Now, the value of the U.S. dollar is determined by supply and demand. But the Chinese yuan, on the other hand, is subject to constant manipulation by the Chinese government in order to make Chinese goods more competitive globally.
The Chinese have a long history of manipulating their currency. And if you think back, you’ll remember that “labeling China a currency manipulator” was a big topic of discussion around the 2016 election.
Fast forward to today, and China last devalued their currency in April, and I bet they won’t think twice to act again if tariffs keep slowing their economy.
#4: Crack Down on Fentanyl Shipments to the U.S.
This is probably the easiest to solve as it doesn’t run the risk of crippling China’s artificially-inflated economy.
Fentanyl is a cheap, opioid painkiller 50 times more potent than heroin. And it’s rising in popularity in America. Whereas a full day’s worth of heroin could cost hundreds of dollars to the average user, a day’s worth of fentanyl can cost less than $20.4
Last year alone, Customs and Border Protection agents intercepted 985 kilos of fentanyl being smuggled into our country — enough to make nearly 500 million pills.
U.S. officials have labeled China as the main source of illicit fentanyl, and proof of this isn’t hard to find.

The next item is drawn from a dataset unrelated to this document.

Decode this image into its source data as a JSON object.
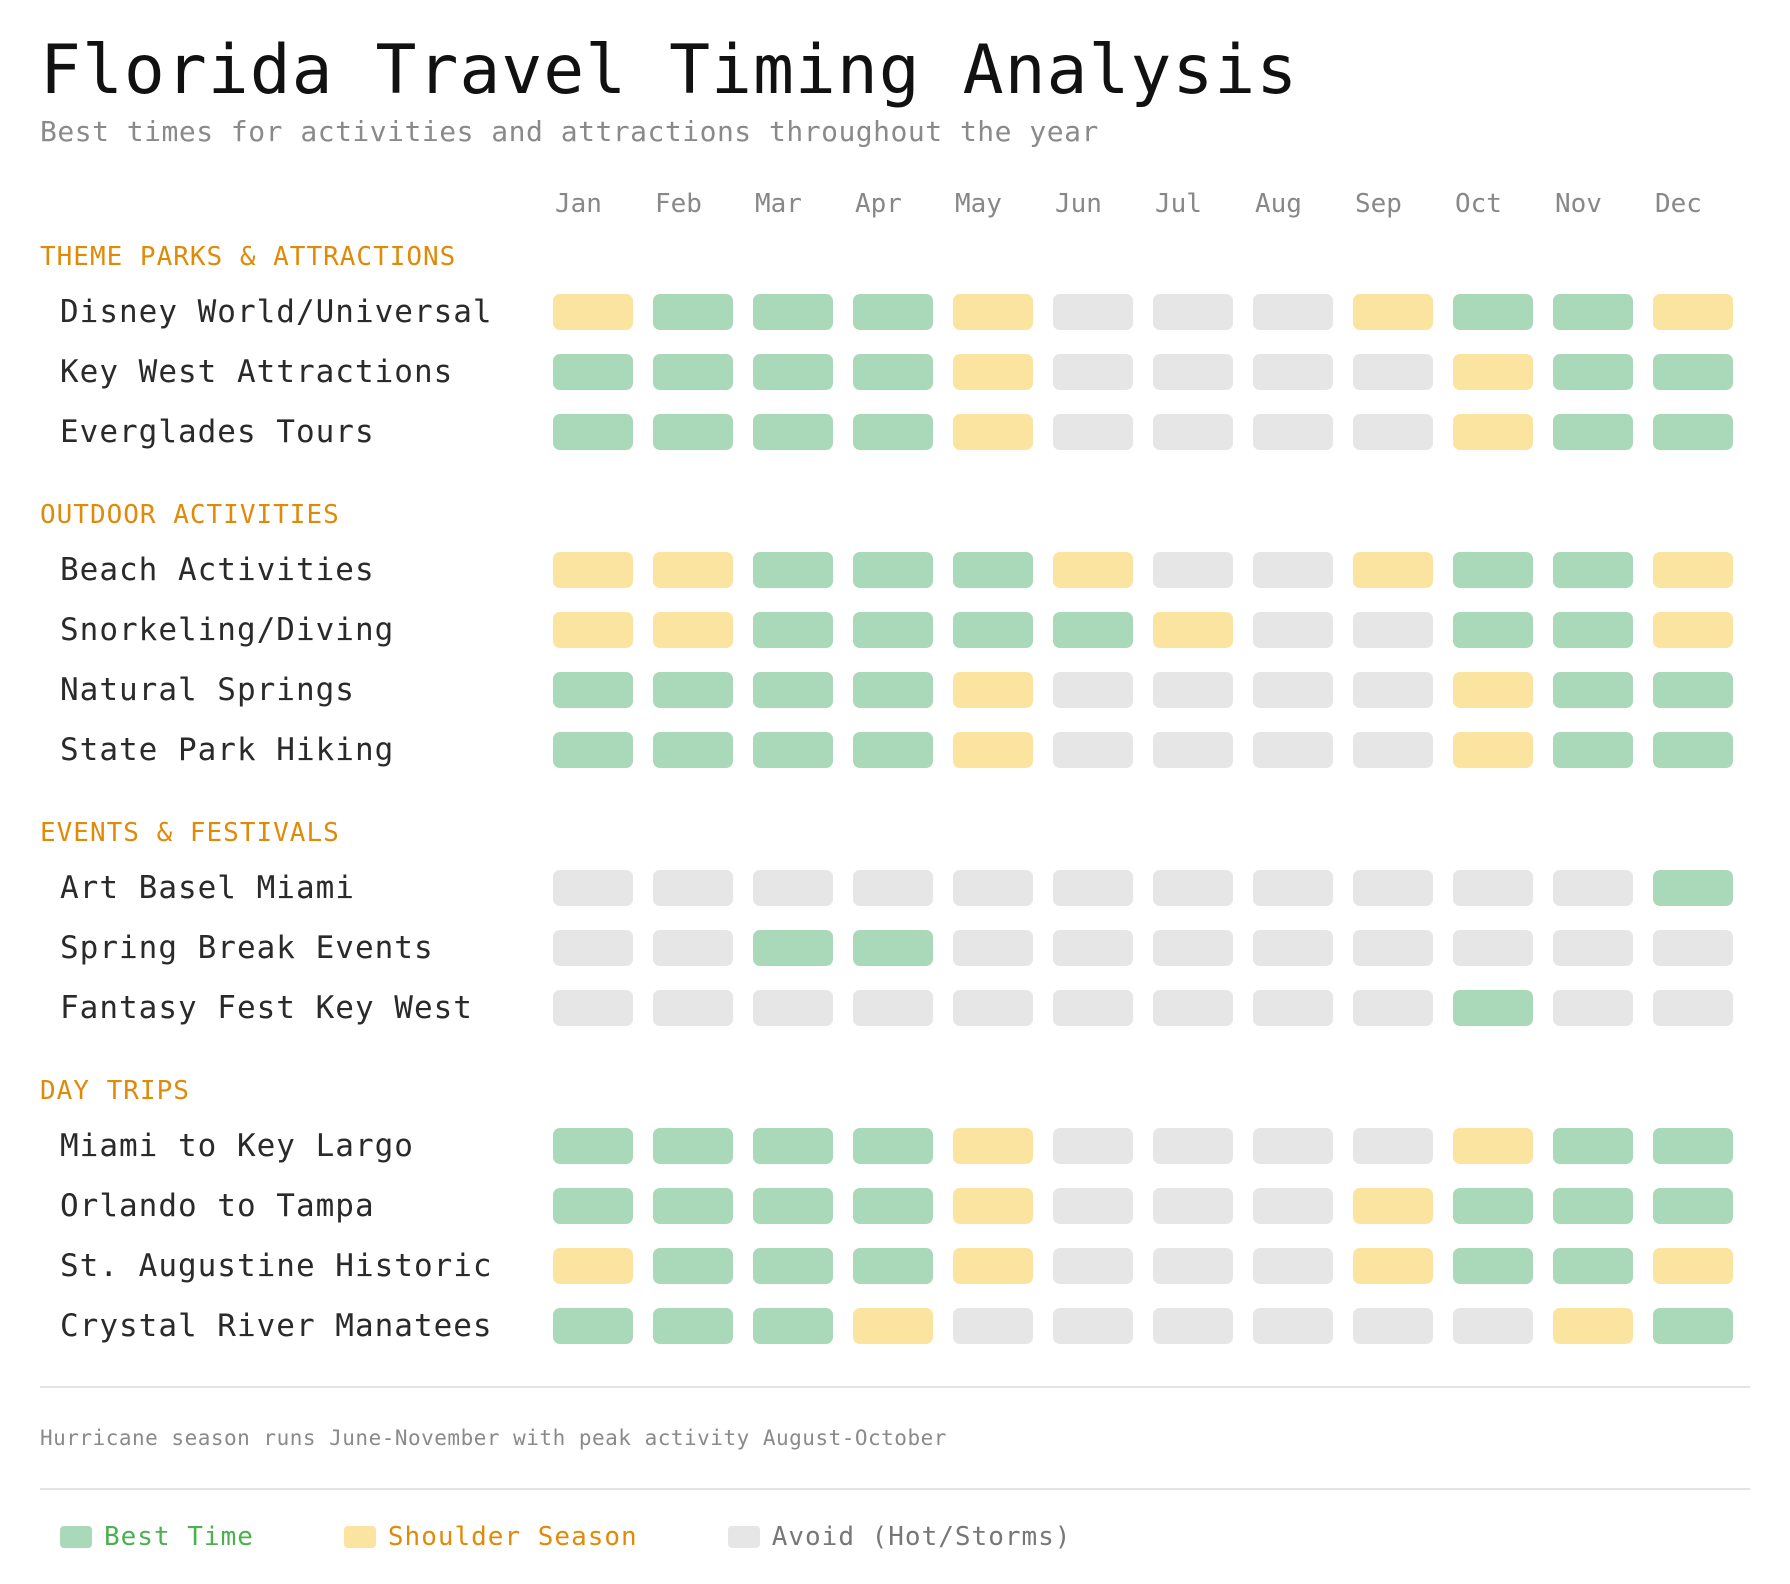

However, the Chinese government continues to reject the idea that China has played any role in America’s fentanyl crisis. Chinese officials have claimed that the United States’ problem is “liberalism,” because “some people link drug consumption with freedom, individuality and liberation.”
Fortunately, this viewpoint isn’t flying with the Trump Administration.
Fentanyl is a growing problem in our nation and Trump wants action.
And like all the points listed above, Trump doesn’t want just a verbal agreement that will allow China to get off the hook without taking action.
Trump wants verifiable change that will level the economic playing field between our two countries and stop cheap opioids from being dumped onto our shores.
Until this happens, I do not foresee a final deal getting signed anytime soon.